Каждую осень провожала бабушка аистов в дорогу. Выходила за ворота, махала косынкой и наказывала:

«Смотрите, вместе держитесь. Если туча — поднимайтесь повыше, если молния с громом — опускайтесь вниз».

А однажды осенью не вышла бабушка на проводы. Уже собрались аисты со всех окрестностей, совершили прощальный круг они над лесами и озёрами и стая за стаей потянулись в тёплые края. А бабушкины птицы остались. Всё кружились они над селом, тревожно курлыкали — нет, не выходит бабушка. Тогда опустился Бусько во двор, видит: дверь в хату приоткрыта. Зашёл он в хату. Блеснул карим глазом, посмотрел на нары. Вон оно что! Лежит бабушка, серая от слабости. Слова не может произнести. «Курлы-курлы», — сказал ей Бусько и куда-то заторопился. Только ушёл и вскоре вернулся. Подбежал к бабушке и протягивает ей в клюве… лягушку. Свеженькую. Из болота.

«Ох ты, мой дохтор… — запричитала бабушка, растроганная заботой Буська. — Значит, хочешь подлечить меня, и зелье своё принёс… Придётся подняться и проводить вас, вы ж без бабы и не улетите». Стоная, поднялась бабушка на ноги и проводила аистов. А вскоре и преставилась.

Диву давались люди: весной высоко в небе изо дня в день кружилась пара аистов и никуда не хотела садиться. А потом все-таки уселась — на чахлой сосне за селом, на той сосне, которая ближе всех стоит к погосту, где лежит бабушка со своими сынами.

Адам закончил свой рассказ. Наверное, устал, руку подложил под голову и, кажется, снова задремал. Он лежал бледный и молчаливый. Мне как-то зябко, неуютно стало от страха: «Жив ли Адам?» Посмотришь — ровное покрывало, нигде не горбиться, словно и нет человека в постели, только торчат подбородок да острый нос. А где-то там, за кроватью, на подставленном стульчике Адамовы ноги, синие и неподвижные.

Медленно открыл Адам сонные глаза, отыскал меня и хотел было немножко улыбнуться. Да только слегка шевельнул губами.
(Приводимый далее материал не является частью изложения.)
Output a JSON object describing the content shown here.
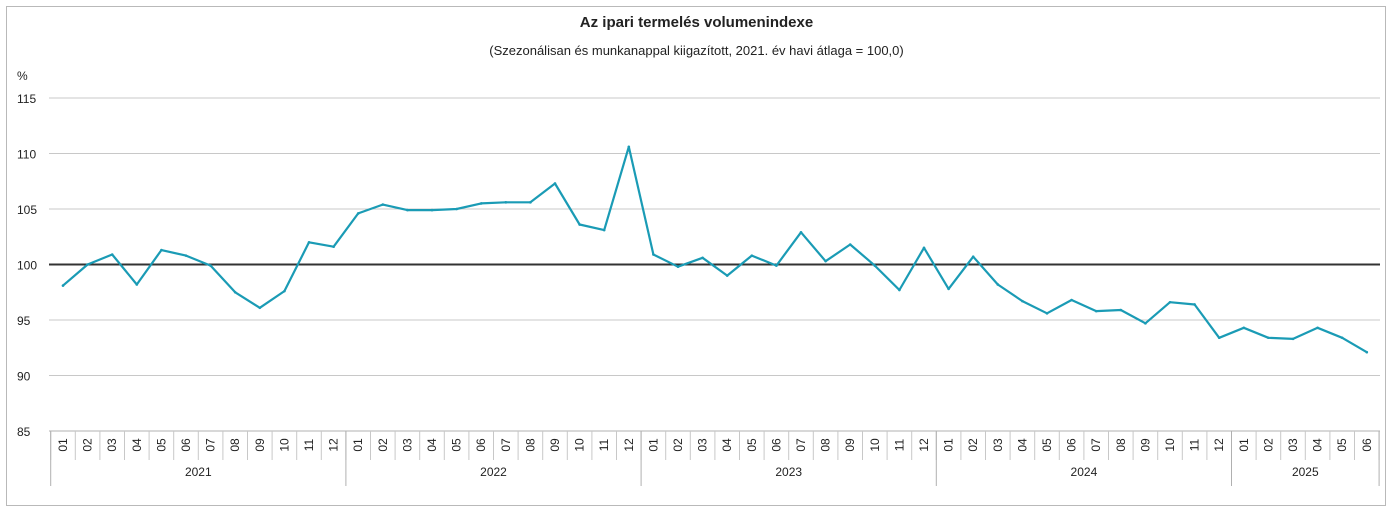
{
  "chart_data": {
    "type": "line",
    "title": "Az ipari termelés volumenindexe",
    "subtitle": "(Szezonálisan és munkanappal kiigazított, 2021. év havi átlaga = 100,0)",
    "ylabel": "%",
    "ylim": [
      85,
      115
    ],
    "yticks": [
      85,
      90,
      95,
      100,
      105,
      110,
      115
    ],
    "reference_line": 100,
    "grid": true,
    "colors": {
      "series": "#1a9bb5",
      "reference": "#333333",
      "grid": "#c8c8c8"
    },
    "years": [
      "2021",
      "2022",
      "2023",
      "2024",
      "2025"
    ],
    "months_per_year": [
      12,
      12,
      12,
      12,
      6
    ],
    "categories": [
      "01",
      "02",
      "03",
      "04",
      "05",
      "06",
      "07",
      "08",
      "09",
      "10",
      "11",
      "12",
      "01",
      "02",
      "03",
      "04",
      "05",
      "06",
      "07",
      "08",
      "09",
      "10",
      "11",
      "12",
      "01",
      "02",
      "03",
      "04",
      "05",
      "06",
      "07",
      "08",
      "09",
      "10",
      "11",
      "12",
      "01",
      "02",
      "03",
      "04",
      "05",
      "06",
      "07",
      "08",
      "09",
      "10",
      "11",
      "12",
      "01",
      "02",
      "03",
      "04",
      "05",
      "06"
    ],
    "series": [
      {
        "values": [
          98.1,
          100.0,
          100.9,
          98.2,
          101.3,
          100.8,
          99.9,
          97.5,
          96.1,
          97.6,
          102.0,
          101.6,
          104.6,
          105.4,
          104.9,
          104.9,
          105.0,
          105.5,
          105.6,
          105.6,
          107.3,
          103.6,
          103.1,
          110.6,
          100.9,
          99.8,
          100.6,
          99.0,
          100.8,
          99.9,
          102.9,
          100.3,
          101.8,
          99.9,
          97.7,
          101.5,
          97.8,
          100.7,
          98.2,
          96.7,
          95.6,
          96.8,
          95.8,
          95.9,
          94.7,
          96.6,
          96.4,
          93.4,
          94.3,
          93.4,
          93.3,
          94.3,
          93.4,
          92.1
        ]
      }
    ]
  }
}
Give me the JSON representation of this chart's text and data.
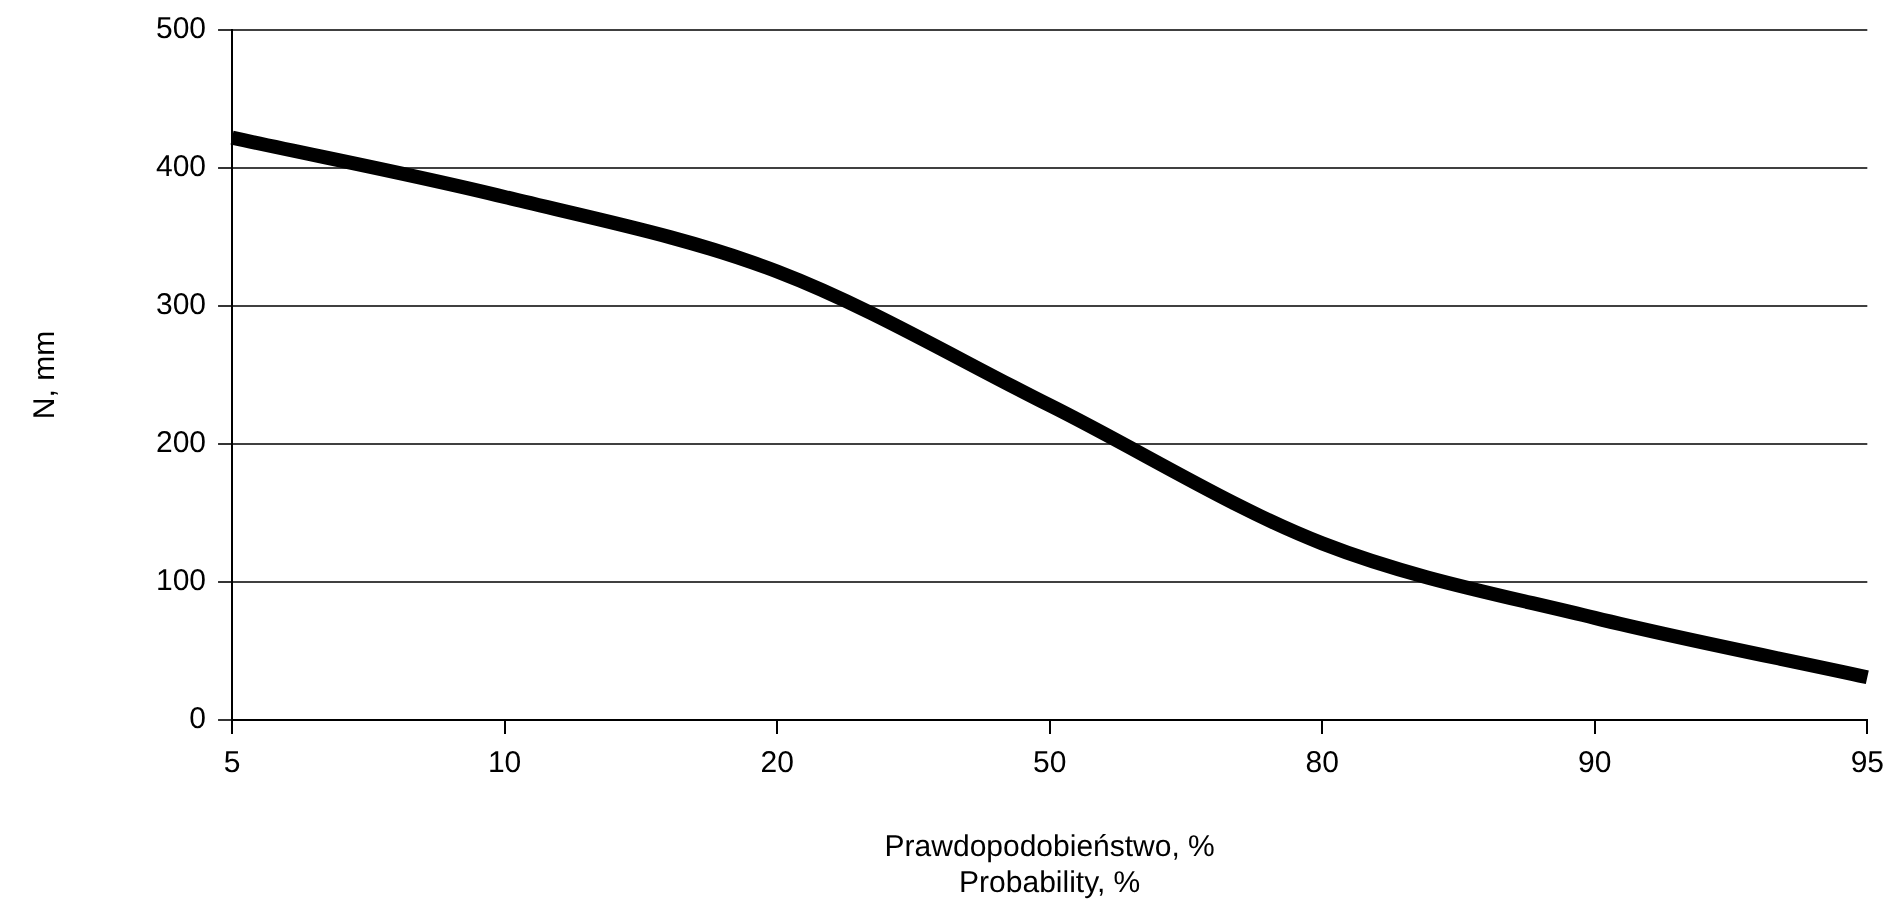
{
  "chart_data": {
    "type": "line",
    "xlabel": "Prawdopodobieństwo, %\nProbability, %",
    "ylabel": "N, mm",
    "categories": [
      "5",
      "10",
      "20",
      "50",
      "80",
      "90",
      "95"
    ],
    "series": [
      {
        "color": "#000000",
        "values": [
          422,
          379,
          325,
          228,
          128,
          74,
          31
        ]
      }
    ],
    "ylim": [
      0,
      500
    ],
    "yticks": [
      0,
      100,
      200,
      300,
      400,
      500
    ],
    "grid": "y",
    "legend": false,
    "marker": "none",
    "line_style": "solid"
  }
}
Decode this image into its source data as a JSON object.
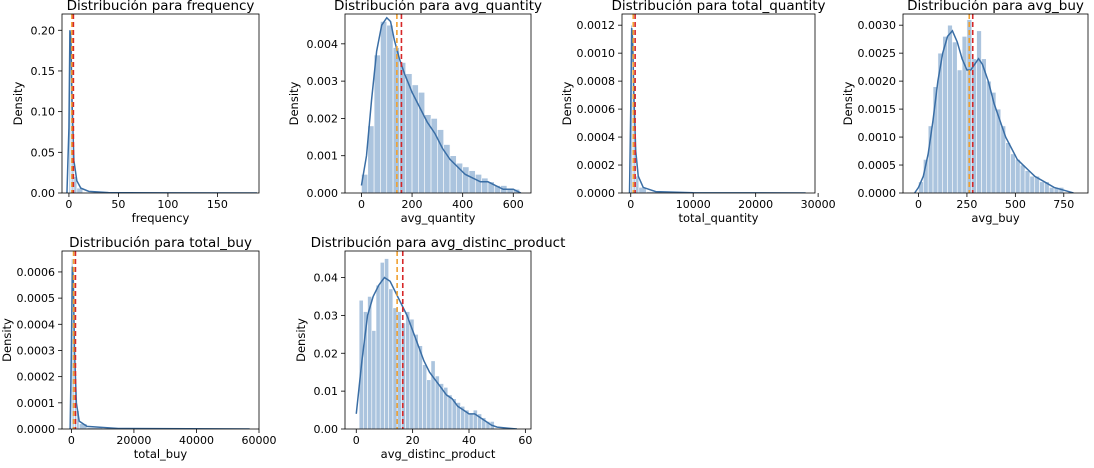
{
  "colors": {
    "bar": "#8fb0d3",
    "kde": "#3a6ea5",
    "median_line": "#f0a030",
    "mean_line": "#d62728",
    "axis": "#000000"
  },
  "chart_data": [
    {
      "type": "bar",
      "title": "Distribución para frequency",
      "xlabel": "frequency",
      "ylabel": "Density",
      "xlim": [
        -7,
        192
      ],
      "ylim": [
        0,
        0.22
      ],
      "xticks": [
        0,
        50,
        100,
        150
      ],
      "yticks": [
        0.0,
        0.05,
        0.1,
        0.15,
        0.2
      ],
      "ytick_labels": [
        "0.00",
        "0.05",
        "0.10",
        "0.15",
        "0.20"
      ],
      "bins": [
        [
          0,
          1.5,
          0.2
        ],
        [
          1.5,
          3,
          0.16
        ],
        [
          3,
          5,
          0.05
        ],
        [
          5,
          8,
          0.02
        ],
        [
          8,
          14,
          0.006
        ],
        [
          14,
          30,
          0.001
        ]
      ],
      "kde": [
        [
          -2,
          0.0
        ],
        [
          0,
          0.08
        ],
        [
          1,
          0.2
        ],
        [
          2,
          0.19
        ],
        [
          3,
          0.12
        ],
        [
          5,
          0.04
        ],
        [
          8,
          0.015
        ],
        [
          12,
          0.006
        ],
        [
          20,
          0.002
        ],
        [
          40,
          0.0005
        ],
        [
          100,
          0.0001
        ],
        [
          190,
          0.0
        ]
      ],
      "median": 3,
      "mean": 4.5
    },
    {
      "type": "bar",
      "title": "Distribución para avg_quantity",
      "xlabel": "avg_quantity",
      "ylabel": "Density",
      "xlim": [
        -65,
        670
      ],
      "ylim": [
        0,
        0.0048
      ],
      "xticks": [
        0,
        200,
        400,
        600
      ],
      "yticks": [
        0.0,
        0.001,
        0.002,
        0.003,
        0.004
      ],
      "ytick_labels": [
        "0.000",
        "0.001",
        "0.002",
        "0.003",
        "0.004"
      ],
      "bins": [
        [
          0,
          25,
          0.0005
        ],
        [
          25,
          50,
          0.0018
        ],
        [
          50,
          75,
          0.0037
        ],
        [
          75,
          100,
          0.0046
        ],
        [
          100,
          125,
          0.0045
        ],
        [
          125,
          150,
          0.0039
        ],
        [
          150,
          175,
          0.0035
        ],
        [
          175,
          200,
          0.0032
        ],
        [
          200,
          225,
          0.0029
        ],
        [
          225,
          250,
          0.0027
        ],
        [
          250,
          275,
          0.0021
        ],
        [
          275,
          300,
          0.002
        ],
        [
          300,
          325,
          0.0017
        ],
        [
          325,
          350,
          0.0013
        ],
        [
          350,
          375,
          0.001
        ],
        [
          375,
          400,
          0.0008
        ],
        [
          400,
          425,
          0.0007
        ],
        [
          425,
          450,
          0.0006
        ],
        [
          450,
          475,
          0.0005
        ],
        [
          475,
          500,
          0.0004
        ],
        [
          500,
          525,
          0.0003
        ],
        [
          525,
          550,
          0.0002
        ],
        [
          550,
          575,
          0.0002
        ],
        [
          575,
          600,
          0.0001
        ],
        [
          600,
          625,
          0.0001
        ]
      ],
      "kde": [
        [
          0,
          0.0002
        ],
        [
          20,
          0.001
        ],
        [
          40,
          0.0025
        ],
        [
          60,
          0.0038
        ],
        [
          80,
          0.0045
        ],
        [
          100,
          0.0047
        ],
        [
          115,
          0.0046
        ],
        [
          130,
          0.0041
        ],
        [
          150,
          0.0036
        ],
        [
          170,
          0.0032
        ],
        [
          200,
          0.0027
        ],
        [
          230,
          0.0023
        ],
        [
          260,
          0.0019
        ],
        [
          290,
          0.0016
        ],
        [
          320,
          0.0012
        ],
        [
          350,
          0.0009
        ],
        [
          380,
          0.0007
        ],
        [
          410,
          0.0005
        ],
        [
          440,
          0.0004
        ],
        [
          470,
          0.0003
        ],
        [
          500,
          0.0003
        ],
        [
          530,
          0.0002
        ],
        [
          560,
          0.0001
        ],
        [
          600,
          0.0001
        ],
        [
          630,
          0.0
        ]
      ],
      "median": 140,
      "mean": 158
    },
    {
      "type": "bar",
      "title": "Distribución para total_quantity",
      "xlabel": "total_quantity",
      "ylabel": "Density",
      "xlim": [
        -1400,
        29500
      ],
      "ylim": [
        0,
        0.00128
      ],
      "xticks": [
        0,
        10000,
        20000,
        30000
      ],
      "yticks": [
        0.0,
        0.0002,
        0.0004,
        0.0006,
        0.0008,
        0.001,
        0.0012
      ],
      "ytick_labels": [
        "0.0000",
        "0.0002",
        "0.0004",
        "0.0006",
        "0.0008",
        "0.0010",
        "0.0012"
      ],
      "bins": [
        [
          0,
          250,
          0.0012
        ],
        [
          250,
          500,
          0.001
        ],
        [
          500,
          800,
          0.0004
        ],
        [
          800,
          1300,
          0.00012
        ],
        [
          1300,
          2500,
          4e-05
        ],
        [
          2500,
          5000,
          1e-05
        ]
      ],
      "kde": [
        [
          -200,
          0.0
        ],
        [
          0,
          0.0006
        ],
        [
          150,
          0.00118
        ],
        [
          300,
          0.0011
        ],
        [
          500,
          0.0007
        ],
        [
          800,
          0.0003
        ],
        [
          1200,
          0.00012
        ],
        [
          2000,
          4e-05
        ],
        [
          4000,
          1e-05
        ],
        [
          10000,
          2e-06
        ],
        [
          28000,
          0.0
        ]
      ],
      "median": 400,
      "mean": 700
    },
    {
      "type": "bar",
      "title": "Distribución para avg_buy",
      "xlabel": "avg_buy",
      "ylabel": "Density",
      "xlim": [
        -80,
        875
      ],
      "ylim": [
        0,
        0.0032
      ],
      "xticks": [
        0,
        250,
        500,
        750
      ],
      "yticks": [
        0.0,
        0.0005,
        0.001,
        0.0015,
        0.002,
        0.0025,
        0.003
      ],
      "ytick_labels": [
        "0.0000",
        "0.0005",
        "0.0010",
        "0.0015",
        "0.0020",
        "0.0025",
        "0.0030"
      ],
      "bins": [
        [
          0,
          25,
          0.0002
        ],
        [
          25,
          50,
          0.0006
        ],
        [
          50,
          75,
          0.0012
        ],
        [
          75,
          100,
          0.0019
        ],
        [
          100,
          125,
          0.0025
        ],
        [
          125,
          150,
          0.0028
        ],
        [
          150,
          175,
          0.003
        ],
        [
          175,
          200,
          0.0027
        ],
        [
          200,
          225,
          0.0022
        ],
        [
          225,
          250,
          0.0028
        ],
        [
          250,
          275,
          0.0031
        ],
        [
          275,
          300,
          0.0024
        ],
        [
          300,
          325,
          0.0029
        ],
        [
          325,
          350,
          0.0024
        ],
        [
          350,
          375,
          0.002
        ],
        [
          375,
          400,
          0.0018
        ],
        [
          400,
          425,
          0.0015
        ],
        [
          425,
          450,
          0.0012
        ],
        [
          450,
          475,
          0.0009
        ],
        [
          475,
          500,
          0.0007
        ],
        [
          500,
          525,
          0.0006
        ],
        [
          525,
          550,
          0.0005
        ],
        [
          550,
          575,
          0.0004
        ],
        [
          575,
          600,
          0.0003
        ],
        [
          600,
          625,
          0.0003
        ],
        [
          625,
          650,
          0.0002
        ],
        [
          650,
          675,
          0.0002
        ],
        [
          675,
          700,
          0.0001
        ],
        [
          700,
          725,
          0.0001
        ],
        [
          725,
          750,
          0.0001
        ]
      ],
      "kde": [
        [
          -20,
          0.0
        ],
        [
          0,
          0.0001
        ],
        [
          25,
          0.0003
        ],
        [
          50,
          0.0007
        ],
        [
          75,
          0.0013
        ],
        [
          100,
          0.002
        ],
        [
          125,
          0.0025
        ],
        [
          150,
          0.0028
        ],
        [
          175,
          0.0029
        ],
        [
          200,
          0.0027
        ],
        [
          225,
          0.0024
        ],
        [
          250,
          0.0022
        ],
        [
          270,
          0.0022
        ],
        [
          290,
          0.0023
        ],
        [
          310,
          0.0024
        ],
        [
          330,
          0.0023
        ],
        [
          360,
          0.002
        ],
        [
          390,
          0.0016
        ],
        [
          420,
          0.0013
        ],
        [
          450,
          0.001
        ],
        [
          480,
          0.0008
        ],
        [
          510,
          0.0006
        ],
        [
          540,
          0.0005
        ],
        [
          570,
          0.0004
        ],
        [
          600,
          0.0003
        ],
        [
          650,
          0.0002
        ],
        [
          700,
          0.0001
        ],
        [
          750,
          5e-05
        ],
        [
          800,
          0.0
        ]
      ],
      "median": 262,
      "mean": 280
    },
    {
      "type": "bar",
      "title": "Distribución para total_buy",
      "xlabel": "total_buy",
      "ylabel": "Density",
      "xlim": [
        -3000,
        60000
      ],
      "ylim": [
        0,
        0.00068
      ],
      "xticks": [
        0,
        20000,
        40000,
        60000
      ],
      "yticks": [
        0.0,
        0.0001,
        0.0002,
        0.0003,
        0.0004,
        0.0005,
        0.0006
      ],
      "ytick_labels": [
        "0.0000",
        "0.0001",
        "0.0002",
        "0.0003",
        "0.0004",
        "0.0005",
        "0.0006"
      ],
      "bins": [
        [
          0,
          500,
          0.00065
        ],
        [
          500,
          1000,
          0.0005
        ],
        [
          1000,
          1600,
          0.0002
        ],
        [
          1600,
          2500,
          7e-05
        ],
        [
          2500,
          5000,
          2e-05
        ],
        [
          5000,
          10000,
          5e-06
        ]
      ],
      "kde": [
        [
          -400,
          0.0
        ],
        [
          0,
          0.0003
        ],
        [
          300,
          0.00062
        ],
        [
          600,
          0.00058
        ],
        [
          1000,
          0.0003
        ],
        [
          1600,
          0.0001
        ],
        [
          2500,
          3e-05
        ],
        [
          5000,
          1e-05
        ],
        [
          15000,
          2e-06
        ],
        [
          57000,
          0.0
        ]
      ],
      "median": 700,
      "mean": 1300
    },
    {
      "type": "bar",
      "title": "Distribución para avg_distinc_product",
      "xlabel": "avg_distinc_product",
      "ylabel": "Density",
      "xlim": [
        -4,
        62
      ],
      "ylim": [
        0,
        0.047
      ],
      "xticks": [
        0,
        20,
        40,
        60
      ],
      "yticks": [
        0.0,
        0.01,
        0.02,
        0.03,
        0.04
      ],
      "ytick_labels": [
        "0.00",
        "0.01",
        "0.02",
        "0.03",
        "0.04"
      ],
      "bins": [
        [
          1,
          2.5,
          0.034
        ],
        [
          2.5,
          4,
          0.031
        ],
        [
          4,
          5.5,
          0.035
        ],
        [
          5.5,
          7,
          0.026
        ],
        [
          7,
          8.5,
          0.038
        ],
        [
          8.5,
          10,
          0.044
        ],
        [
          10,
          11.5,
          0.045
        ],
        [
          11.5,
          13,
          0.037
        ],
        [
          13,
          14.5,
          0.032
        ],
        [
          14.5,
          16,
          0.031
        ],
        [
          16,
          17.5,
          0.028
        ],
        [
          17.5,
          19,
          0.031
        ],
        [
          19,
          20.5,
          0.029
        ],
        [
          20.5,
          22,
          0.025
        ],
        [
          22,
          23.5,
          0.022
        ],
        [
          23.5,
          25,
          0.017
        ],
        [
          25,
          26.5,
          0.013
        ],
        [
          26.5,
          28,
          0.018
        ],
        [
          28,
          29.5,
          0.014
        ],
        [
          29.5,
          31,
          0.012
        ],
        [
          31,
          32.5,
          0.011
        ],
        [
          32.5,
          34,
          0.009
        ],
        [
          34,
          35.5,
          0.008
        ],
        [
          35.5,
          37,
          0.007
        ],
        [
          37,
          38.5,
          0.006
        ],
        [
          38.5,
          40,
          0.005
        ],
        [
          40,
          41.5,
          0.004
        ],
        [
          41.5,
          43,
          0.005
        ],
        [
          43,
          44.5,
          0.004
        ],
        [
          44.5,
          46,
          0.003
        ],
        [
          46,
          47.5,
          0.002
        ],
        [
          47.5,
          49,
          0.002
        ]
      ],
      "kde": [
        [
          0,
          0.004
        ],
        [
          2,
          0.018
        ],
        [
          4,
          0.03
        ],
        [
          6,
          0.035
        ],
        [
          8,
          0.038
        ],
        [
          10,
          0.04
        ],
        [
          12,
          0.039
        ],
        [
          14,
          0.036
        ],
        [
          16,
          0.033
        ],
        [
          18,
          0.03
        ],
        [
          20,
          0.026
        ],
        [
          22,
          0.022
        ],
        [
          24,
          0.018
        ],
        [
          26,
          0.015
        ],
        [
          28,
          0.013
        ],
        [
          30,
          0.011
        ],
        [
          32,
          0.009
        ],
        [
          34,
          0.008
        ],
        [
          36,
          0.006
        ],
        [
          38,
          0.005
        ],
        [
          40,
          0.004
        ],
        [
          42,
          0.004
        ],
        [
          44,
          0.003
        ],
        [
          46,
          0.002
        ],
        [
          48,
          0.001
        ],
        [
          50,
          0.0005
        ],
        [
          54,
          0.0002
        ],
        [
          57,
          0.0
        ]
      ],
      "median": 14.5,
      "mean": 16.5
    }
  ]
}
— Что, Ленд? — спросил он как-то виновато. — Грустная история?

— Про Буська?

— Да.

— Нет, что вы, очень интересная! Только я не пойму: а где же аистята? Были же у Буська дети?

— Были. Да разлетелись. Каждая семья ищет себе новое пристанище.

— А к нам в степь они прилетают?

— Редко. Аисты любят воду, леса, широкие плавни…

— А вы туда поедете?… Ну, где бабушка Груня жила?

— Кто знает. Может, случится чудо — поеду.

— Вот если бы мне двоих… таких маленьких. А колесо я бы нашёл.

— Хитрый ты человек! — сказал Адам и всё-таки улыбнулся.

Только мы разговорились, как снова вышла из хаты бабушка Сироха, и опять в руках у неё то же самое блюдечко, стакан воды и лекарство.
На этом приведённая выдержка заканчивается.